Although, I was successfully able to import the onnxruntime-gpu package, creating an inference session object gave the following error:

  • Error: CUDA driver version is insufficient for CUDA runtime version
    Note - While creating the inference object, I had to specify the execution providers as “CPU”, as currently my machine doesn’t have a Nvidia GPU.
ExecutionProviders_list = ['CUDAExecutionProvider', 'CPUExecutionProvider'] if torch.cuda.is_available() else ['CPUExecutionProvider']
sess = rt.InferenceSession("Demo_Model.onnx", providers= ExecutionProviders_list)

Now, the above error was because the Nvidia display drivers which come along with the cuda 11.0.3 toolkit were somehow not supported with the cuda runtime library, which also comes along with the cuda toolkit. The cuda docs mention something similar for this, which can be found HERE

CUDA 11.0 was released with an earlier driver version, but by upgrading to 450.80.02 driver as indicated, minor version compatibility is possible across the CUDA 11.x family of toolkits.
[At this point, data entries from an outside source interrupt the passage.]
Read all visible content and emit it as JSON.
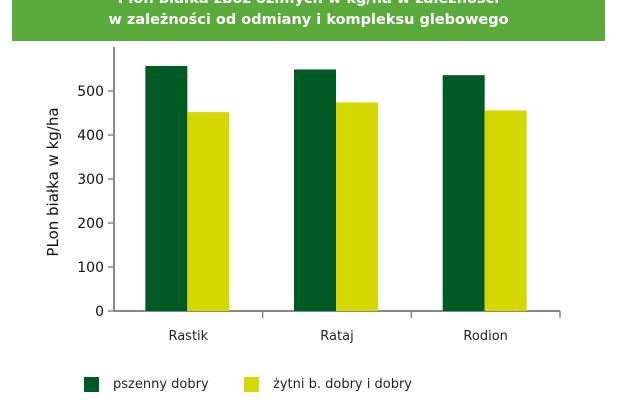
{
  "chart_data": {
    "type": "bar",
    "title_line1": "Plon białka zbóż ozimych w kg/ha w zależności",
    "title_line2": "w zależności od odmiany i kompleksu glebowego",
    "ylabel": "PLon białka w kg/ha",
    "xlabel": "",
    "categories": [
      "Rastik",
      "Rataj",
      "Rodion"
    ],
    "series": [
      {
        "name": "pszenny dobry",
        "color": "#005a23",
        "values": [
          557,
          549,
          536
        ]
      },
      {
        "name": "żytni b. dobry i dobry",
        "color": "#d4d800",
        "values": [
          452,
          474,
          456
        ]
      }
    ],
    "yticks": [
      0,
      100,
      200,
      300,
      400,
      500
    ],
    "ylim": [
      0,
      600
    ],
    "grid": false,
    "legend_position": "bottom"
  }
}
Since the cuda toolkit version I had downloaded was 11.0.3(which comes with the same driver as 11.0), I had to upgrade the driver version to 450.80.02. After this I was successfully able to perform inference on CPU. By changing the execution providers to “CUDAExecutionProvider” in the code, one could perform inference on the GPU instead.

Since all these dependencies would have to be put in a docker image, it was essential to find a cuda toolkit version which comes with the right driver version, cutting the need to install the right driver separately. Luckily, cuda toolkit 11.4 did the job for me:

  • Uninstalled cuda toolkit 11.0.3
  • Uninstalled the separately installed driver
  • Installed cuda toolkit version 11.4

Now, that we had made sure the inference supportability for both GPU and CPU only machines with the onnxruntime-gpu package, it was time to find a docker image which contains all the required dependencies(CUDA>=11.1 and CUDNN).
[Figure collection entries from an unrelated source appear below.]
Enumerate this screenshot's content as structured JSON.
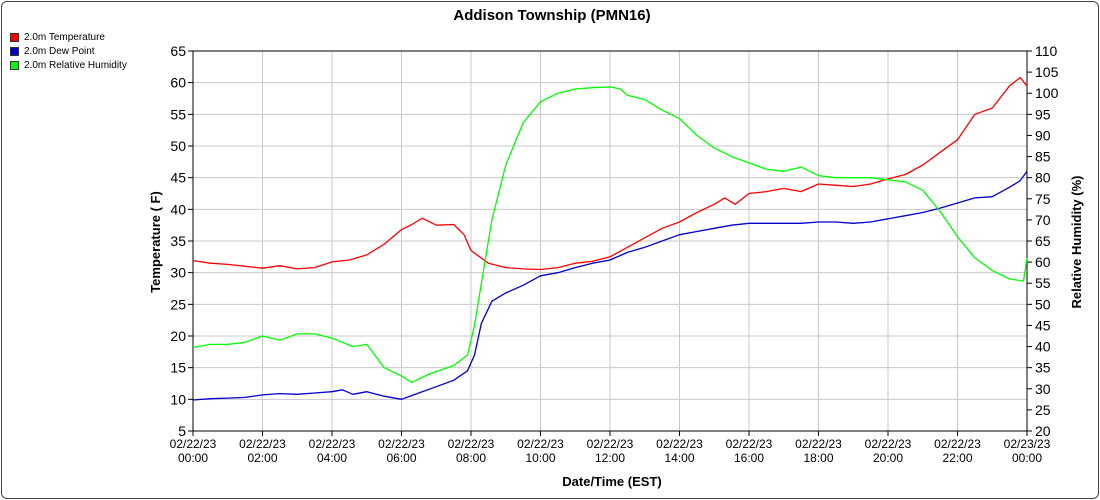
{
  "chart_data": {
    "type": "line",
    "title": "Addison Township (PMN16)",
    "xlabel": "Date/Time (EST)",
    "ylabel_left": "Temperature ( F)",
    "ylabel_right": "Relative Humidity (%)",
    "x_unit": "hours since 02/22/23 00:00",
    "xlim": [
      0,
      24
    ],
    "ylim_left": [
      5,
      65
    ],
    "ylim_right": [
      20,
      110
    ],
    "yticks_left": [
      5,
      10,
      15,
      20,
      25,
      30,
      35,
      40,
      45,
      50,
      55,
      60,
      65
    ],
    "yticks_right": [
      20,
      25,
      30,
      35,
      40,
      45,
      50,
      55,
      60,
      65,
      70,
      75,
      80,
      85,
      90,
      95,
      100,
      105,
      110
    ],
    "xticks": [
      {
        "x": 0,
        "date": "02/22/23",
        "time": "00:00"
      },
      {
        "x": 2,
        "date": "02/22/23",
        "time": "02:00"
      },
      {
        "x": 4,
        "date": "02/22/23",
        "time": "04:00"
      },
      {
        "x": 6,
        "date": "02/22/23",
        "time": "06:00"
      },
      {
        "x": 8,
        "date": "02/22/23",
        "time": "08:00"
      },
      {
        "x": 10,
        "date": "02/22/23",
        "time": "10:00"
      },
      {
        "x": 12,
        "date": "02/22/23",
        "time": "12:00"
      },
      {
        "x": 14,
        "date": "02/22/23",
        "time": "14:00"
      },
      {
        "x": 16,
        "date": "02/22/23",
        "time": "16:00"
      },
      {
        "x": 18,
        "date": "02/22/23",
        "time": "18:00"
      },
      {
        "x": 20,
        "date": "02/22/23",
        "time": "20:00"
      },
      {
        "x": 22,
        "date": "02/22/23",
        "time": "22:00"
      },
      {
        "x": 24,
        "date": "02/23/23",
        "time": "00:00"
      }
    ],
    "grid": true,
    "legend_position": "top-left",
    "series": [
      {
        "name": "2.0m Temperature",
        "color": "#ff0000",
        "axis": "left",
        "points": [
          [
            0,
            31.9
          ],
          [
            0.5,
            31.5
          ],
          [
            1,
            31.3
          ],
          [
            1.5,
            31.0
          ],
          [
            2,
            30.7
          ],
          [
            2.5,
            31.1
          ],
          [
            3,
            30.6
          ],
          [
            3.5,
            30.8
          ],
          [
            4,
            31.7
          ],
          [
            4.5,
            32.0
          ],
          [
            5,
            32.8
          ],
          [
            5.5,
            34.5
          ],
          [
            6,
            36.8
          ],
          [
            6.3,
            37.6
          ],
          [
            6.6,
            38.6
          ],
          [
            7,
            37.5
          ],
          [
            7.5,
            37.6
          ],
          [
            7.8,
            36.0
          ],
          [
            8,
            33.5
          ],
          [
            8.5,
            31.5
          ],
          [
            9,
            30.8
          ],
          [
            9.5,
            30.6
          ],
          [
            10,
            30.5
          ],
          [
            10.5,
            30.8
          ],
          [
            11,
            31.5
          ],
          [
            11.5,
            31.8
          ],
          [
            12,
            32.5
          ],
          [
            12.5,
            34.0
          ],
          [
            13,
            35.5
          ],
          [
            13.5,
            37.0
          ],
          [
            14,
            38.0
          ],
          [
            14.5,
            39.5
          ],
          [
            15,
            40.8
          ],
          [
            15.3,
            41.8
          ],
          [
            15.6,
            40.8
          ],
          [
            16,
            42.5
          ],
          [
            16.5,
            42.8
          ],
          [
            17,
            43.3
          ],
          [
            17.5,
            42.8
          ],
          [
            18,
            44.0
          ],
          [
            18.5,
            43.8
          ],
          [
            19,
            43.6
          ],
          [
            19.5,
            44.0
          ],
          [
            20,
            44.8
          ],
          [
            20.5,
            45.5
          ],
          [
            21,
            47.0
          ],
          [
            21.5,
            49.0
          ],
          [
            22,
            51.0
          ],
          [
            22.5,
            55.0
          ],
          [
            23,
            56.0
          ],
          [
            23.5,
            59.5
          ],
          [
            23.8,
            60.8
          ],
          [
            24,
            59.5
          ]
        ]
      },
      {
        "name": "2.0m Dew Point",
        "color": "#0000cc",
        "axis": "left",
        "points": [
          [
            0,
            9.9
          ],
          [
            0.5,
            10.1
          ],
          [
            1,
            10.2
          ],
          [
            1.5,
            10.3
          ],
          [
            2,
            10.7
          ],
          [
            2.5,
            10.9
          ],
          [
            3,
            10.8
          ],
          [
            3.5,
            11.0
          ],
          [
            4,
            11.2
          ],
          [
            4.3,
            11.5
          ],
          [
            4.6,
            10.8
          ],
          [
            5,
            11.2
          ],
          [
            5.5,
            10.5
          ],
          [
            6,
            10.0
          ],
          [
            6.3,
            10.6
          ],
          [
            7,
            12.0
          ],
          [
            7.5,
            13.0
          ],
          [
            7.9,
            14.5
          ],
          [
            8.1,
            17.0
          ],
          [
            8.3,
            22.0
          ],
          [
            8.6,
            25.5
          ],
          [
            9,
            26.8
          ],
          [
            9.5,
            28.0
          ],
          [
            10,
            29.5
          ],
          [
            10.5,
            30.0
          ],
          [
            11,
            30.8
          ],
          [
            11.5,
            31.5
          ],
          [
            12,
            32.0
          ],
          [
            12.5,
            33.2
          ],
          [
            13,
            34.0
          ],
          [
            13.5,
            35.0
          ],
          [
            14,
            36.0
          ],
          [
            14.5,
            36.5
          ],
          [
            15,
            37.0
          ],
          [
            15.5,
            37.5
          ],
          [
            16,
            37.8
          ],
          [
            16.5,
            37.8
          ],
          [
            17,
            37.8
          ],
          [
            17.5,
            37.8
          ],
          [
            18,
            38.0
          ],
          [
            18.5,
            38.0
          ],
          [
            19,
            37.8
          ],
          [
            19.5,
            38.0
          ],
          [
            20,
            38.5
          ],
          [
            20.5,
            39.0
          ],
          [
            21,
            39.5
          ],
          [
            21.5,
            40.2
          ],
          [
            22,
            41.0
          ],
          [
            22.5,
            41.8
          ],
          [
            23,
            42.0
          ],
          [
            23.5,
            43.5
          ],
          [
            23.8,
            44.5
          ],
          [
            24,
            46.0
          ]
        ]
      },
      {
        "name": "2.0m Relative Humidity",
        "color": "#00ff00",
        "axis": "right",
        "points": [
          [
            0,
            39.8
          ],
          [
            0.5,
            40.5
          ],
          [
            1,
            40.5
          ],
          [
            1.5,
            41.0
          ],
          [
            2,
            42.5
          ],
          [
            2.5,
            41.5
          ],
          [
            3,
            43.0
          ],
          [
            3.5,
            43.0
          ],
          [
            4,
            42.0
          ],
          [
            4.3,
            41.0
          ],
          [
            4.6,
            40.0
          ],
          [
            5,
            40.5
          ],
          [
            5.5,
            35.0
          ],
          [
            6,
            33.0
          ],
          [
            6.3,
            31.5
          ],
          [
            6.8,
            33.5
          ],
          [
            7.5,
            35.5
          ],
          [
            7.9,
            38.0
          ],
          [
            8.1,
            45.0
          ],
          [
            8.3,
            55.0
          ],
          [
            8.6,
            70.0
          ],
          [
            9,
            83.0
          ],
          [
            9.5,
            93.0
          ],
          [
            10,
            98.0
          ],
          [
            10.5,
            100.0
          ],
          [
            11,
            101.0
          ],
          [
            11.5,
            101.3
          ],
          [
            12,
            101.5
          ],
          [
            12.3,
            101.0
          ],
          [
            12.5,
            99.5
          ],
          [
            13,
            98.5
          ],
          [
            13.5,
            96.0
          ],
          [
            14,
            94.0
          ],
          [
            14.5,
            90.0
          ],
          [
            15,
            87.0
          ],
          [
            15.5,
            85.0
          ],
          [
            16,
            83.5
          ],
          [
            16.5,
            82.0
          ],
          [
            17,
            81.5
          ],
          [
            17.5,
            82.5
          ],
          [
            18,
            80.5
          ],
          [
            18.5,
            80.0
          ],
          [
            19,
            80.0
          ],
          [
            19.5,
            80.0
          ],
          [
            20,
            79.5
          ],
          [
            20.5,
            79.0
          ],
          [
            21,
            77.0
          ],
          [
            21.5,
            72.0
          ],
          [
            22,
            66.0
          ],
          [
            22.5,
            61.0
          ],
          [
            23,
            58.0
          ],
          [
            23.5,
            56.0
          ],
          [
            23.9,
            55.5
          ],
          [
            24,
            61.0
          ]
        ]
      }
    ]
  }
}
I was able to find one at the official onnxruntime repo here, but the latest version used there was cuda10.2 and onnxruntime-gpu version used was 1.6. My requirement was cuda >= 11.1 and onnxruntime-gpu version >=1.8.1. I raised a question there regarding the same:
Docker container for onnxruntime-gpu #8704

Searching for another source for the docker image, I came across the official Nvidia cuda container images Here.
nvidia/cuda:11.4.1-cudnn8-runtime-ubuntu20.04 image seemed to be the perfect fit as it contained both CUDA and CUDNN with the versions we needed.

Before heading forward with this image, I would also need to install the Nvidia Container Toolkit as it was clearly mentioned in the documentations here. It mentions The NVIDIA Container Toolkit for Docker is required to run CUDA images.
The NVIDIA Container Toolkit allows users to build and run GPU accelerated Docker containers. The toolkit includes a container runtime library and utilities to automatically configure containers to leverage NVIDIA GPUs. This would basically provide the running cuda container to access the Nvidia drivers in the host machine and subsequentlly the GPU. Of course, as mentioned here, having the supported Nvidia drivers pre-installed in the host machine was a pre-requisite.
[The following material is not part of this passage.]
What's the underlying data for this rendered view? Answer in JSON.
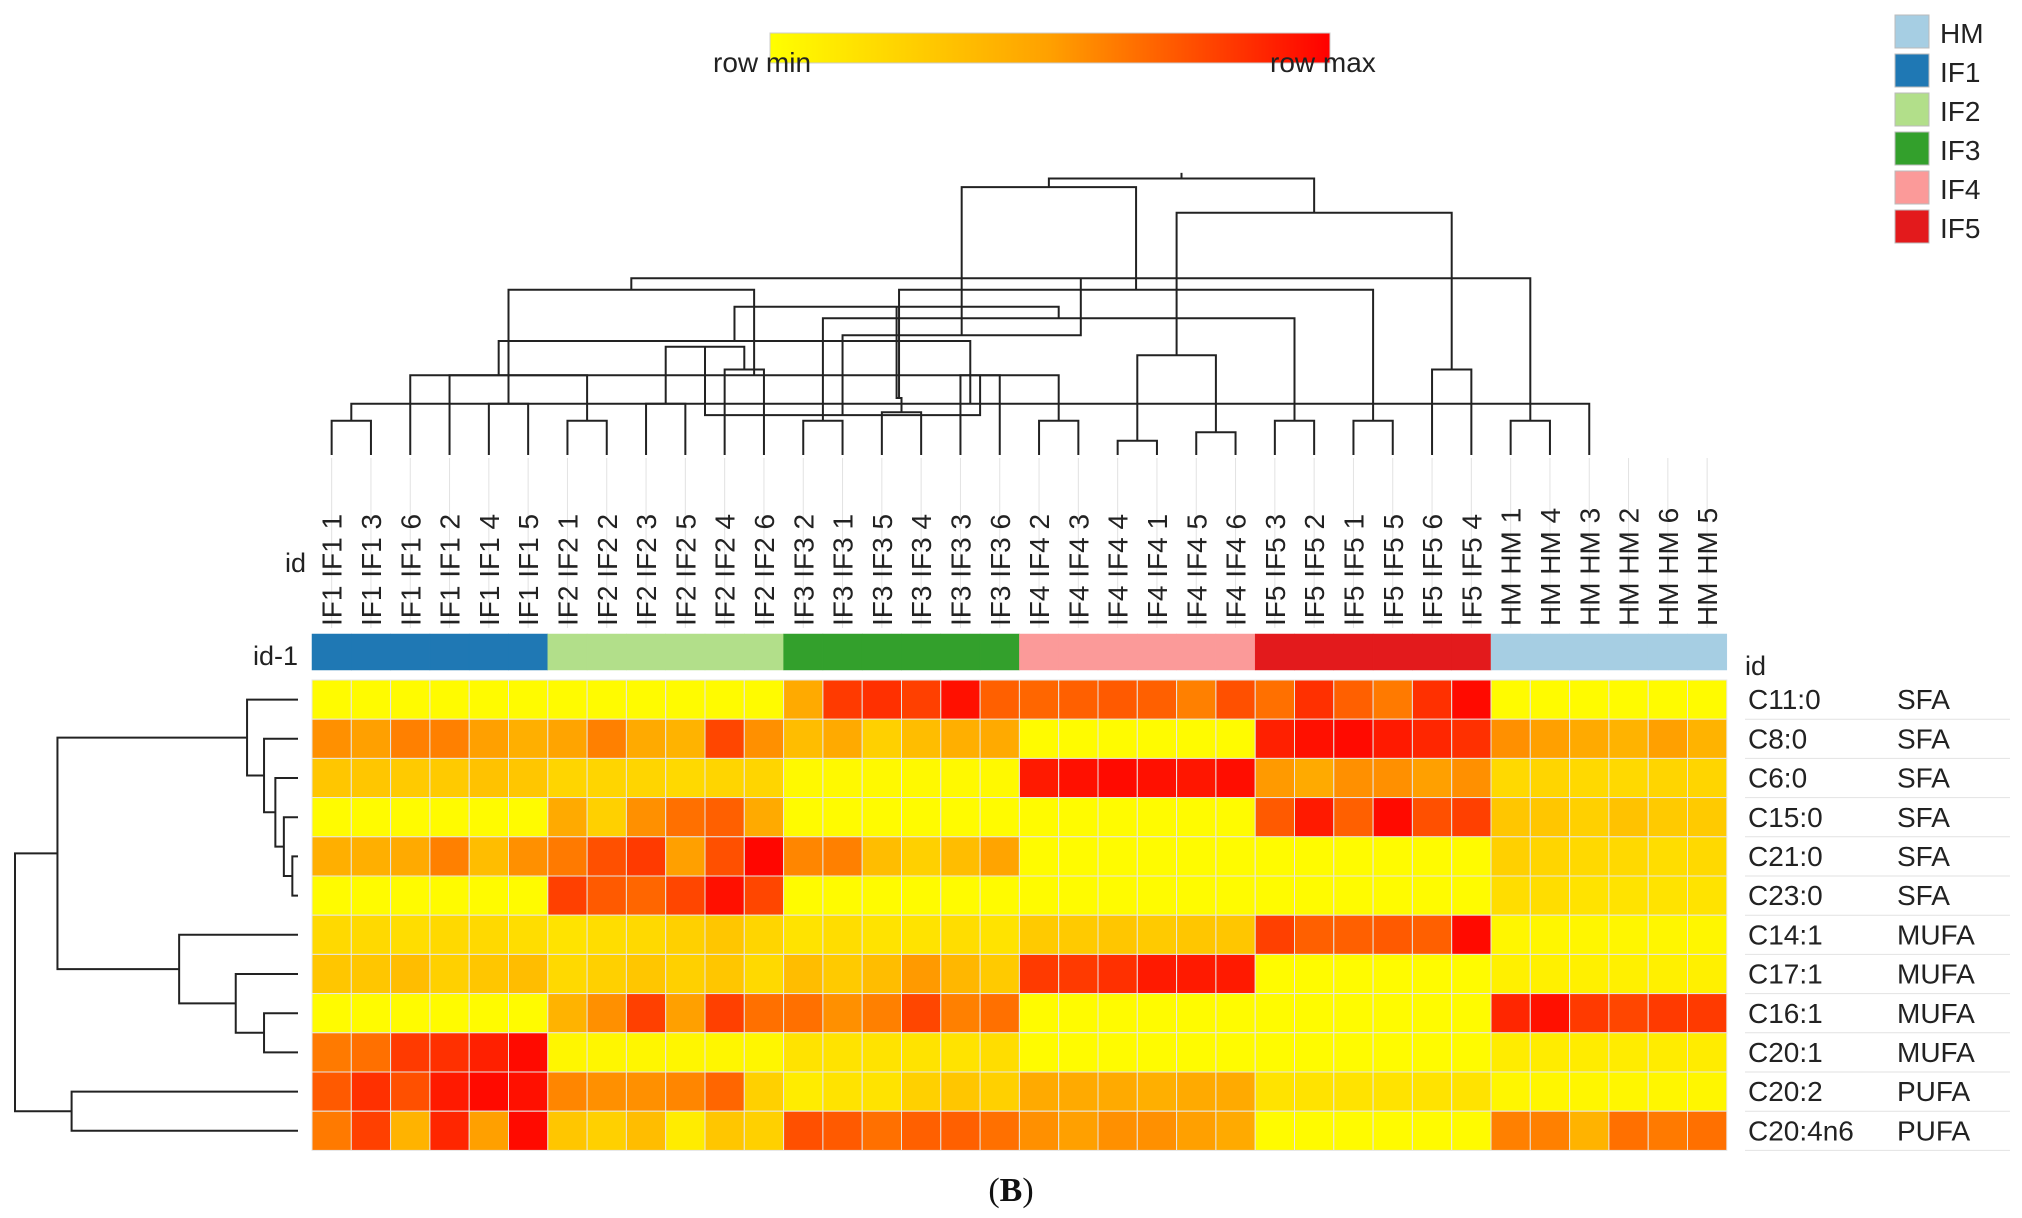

Since I was using a laptop with no Nvidia card, the Nvidia container toolkit wasn’t able to access/bridge the installed nvidia drivers from the host machine to the running container.

error

Seems like we would have to use separate images for CPU and GPU users after all. I have planned to work more on this once I have access to a Nvidia GPU enabled machine, as adding GPU inference features from a non-gpu machine is quite ambiguous and there isn’t a workaround for everything :( I’ll get back to this later.

Lastly, I decided to go ahead with cleaning up the code base of the exercise. It was necessary because I had built the exercise on top of pre-existing exercises, adding and changing the code, template, and features where ever necessary. This also meant that there was some code in the front and backend of the exercise which belonged to the other Robotics exercises, which was not needed in the human-detection exercise. I decided to spend the last few days going through and cleaning up the code-base to remove unnecessary code.